The majority of drugs offered for PCOS are simply temporary measures to assist normalize hormone imbalances. These medications assist the patient attain the therapeutic window, which may not occur spontaneously. Yet, using drugs is not a substitute for adopting lifestyle changes. With drugs and lifestyle adjustments, the treatment is most successful.
What are the most prevalent PCOS medications?
There is no one medication or therapy for PCOS. Medication is commonly administered to treat hormonal imbalances, which can alleviate symptoms such as irregular periods, weight gain, hirsutism, acne, and hair loss on the scalp, among others.
- In addition to preventing unintended births, oral contraceptive pills (OCPs) are useful in regulating menstrual periods and lowering male hormone levels. OCPs do not cause infertility nor do they influence the likelihood of becoming pregnant. If you discontinue usage, your ovaries should function normally if the underlying cause of PCOS has been treated.

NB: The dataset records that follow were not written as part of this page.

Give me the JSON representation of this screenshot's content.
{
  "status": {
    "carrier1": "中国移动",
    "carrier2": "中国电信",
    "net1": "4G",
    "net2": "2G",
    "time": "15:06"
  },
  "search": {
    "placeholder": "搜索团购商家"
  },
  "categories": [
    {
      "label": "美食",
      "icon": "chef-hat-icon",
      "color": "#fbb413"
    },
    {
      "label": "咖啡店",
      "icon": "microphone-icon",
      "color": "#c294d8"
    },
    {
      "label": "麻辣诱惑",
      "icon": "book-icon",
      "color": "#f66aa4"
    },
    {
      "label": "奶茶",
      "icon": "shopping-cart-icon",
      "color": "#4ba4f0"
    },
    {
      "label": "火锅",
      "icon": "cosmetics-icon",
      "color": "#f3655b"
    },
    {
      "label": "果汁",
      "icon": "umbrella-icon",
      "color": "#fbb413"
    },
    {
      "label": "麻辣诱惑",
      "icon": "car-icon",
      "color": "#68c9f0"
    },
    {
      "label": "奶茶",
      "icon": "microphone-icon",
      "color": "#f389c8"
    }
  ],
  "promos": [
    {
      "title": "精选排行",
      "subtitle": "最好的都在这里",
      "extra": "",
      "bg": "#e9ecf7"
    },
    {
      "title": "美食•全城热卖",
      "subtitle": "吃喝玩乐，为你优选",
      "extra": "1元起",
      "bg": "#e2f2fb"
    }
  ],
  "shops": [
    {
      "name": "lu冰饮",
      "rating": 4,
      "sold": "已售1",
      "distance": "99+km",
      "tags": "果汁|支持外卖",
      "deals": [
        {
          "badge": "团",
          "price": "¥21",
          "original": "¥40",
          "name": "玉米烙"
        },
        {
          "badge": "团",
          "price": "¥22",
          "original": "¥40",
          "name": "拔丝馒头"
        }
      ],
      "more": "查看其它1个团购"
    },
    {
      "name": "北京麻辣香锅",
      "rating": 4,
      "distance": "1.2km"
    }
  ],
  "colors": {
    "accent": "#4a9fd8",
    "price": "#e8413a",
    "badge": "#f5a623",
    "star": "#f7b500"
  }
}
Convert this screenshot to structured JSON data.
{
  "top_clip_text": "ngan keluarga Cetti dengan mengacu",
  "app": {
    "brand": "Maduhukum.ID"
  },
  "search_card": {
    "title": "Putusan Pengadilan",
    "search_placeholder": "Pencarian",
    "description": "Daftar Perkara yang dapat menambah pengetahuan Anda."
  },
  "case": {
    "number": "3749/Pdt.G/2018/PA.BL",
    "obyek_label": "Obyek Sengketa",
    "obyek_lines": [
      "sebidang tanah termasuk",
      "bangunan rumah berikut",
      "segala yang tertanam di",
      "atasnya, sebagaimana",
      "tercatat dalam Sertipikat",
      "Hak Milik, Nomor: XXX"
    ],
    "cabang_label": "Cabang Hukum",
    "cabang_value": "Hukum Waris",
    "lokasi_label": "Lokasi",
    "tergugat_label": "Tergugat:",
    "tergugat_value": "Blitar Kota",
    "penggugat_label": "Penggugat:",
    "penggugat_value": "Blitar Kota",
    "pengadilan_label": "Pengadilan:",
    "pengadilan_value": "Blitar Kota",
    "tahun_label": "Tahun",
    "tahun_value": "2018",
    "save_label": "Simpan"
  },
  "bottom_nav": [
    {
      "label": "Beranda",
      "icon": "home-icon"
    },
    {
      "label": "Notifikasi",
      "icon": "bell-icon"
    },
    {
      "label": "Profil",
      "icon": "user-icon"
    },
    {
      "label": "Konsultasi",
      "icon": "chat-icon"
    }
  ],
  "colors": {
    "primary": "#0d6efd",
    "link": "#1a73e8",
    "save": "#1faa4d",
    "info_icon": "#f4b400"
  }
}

- Metformin: Metformin is a medicine that is typically provided to diabetic patients to lower blood sugar levels by increasing the peripheral tissues’ insulin sensitivity (muscles). Metformin can decrease insulin resistance and, consequently, the generation of androgens in roughly 70 percent of women with PCOS, who have insulin resistance (male hormones). In turn, this can aid in weight loss, restore regular periods, and increase your chances of conceiving.
- High levels of androgens, or male hormones, can produce symptoms such as increased facial hair, acne, and hair loss on the scalp. Anti-androgen medications are provided to aid in lowering male hormone levels and alleviating symptoms. But, anti-androgen medications are often administered after lifestyle adjustments and a 6-month course of oral contraceptive pills have failed to provide positive results.
- Ovulation-inducing medications: Women with PCOS who have had difficulty conceiving might be offered ovulation-inducing medications. It has been demonstrated that letrozole is more successful than other drugs, such as clomiphene citrate, for treating subfertility in women with PCOS. Other drugs, including metformin and gonadotropins, can also induce ovulation.
- Medicines are an essential component of PCOS treatment, and there is nothing wrong with taking them to control your symptoms. Although not all women may require them, PCOS drugs are highly successful in treating hormonal imbalances and can help you gain control of your PCOS and manage it with more confidence.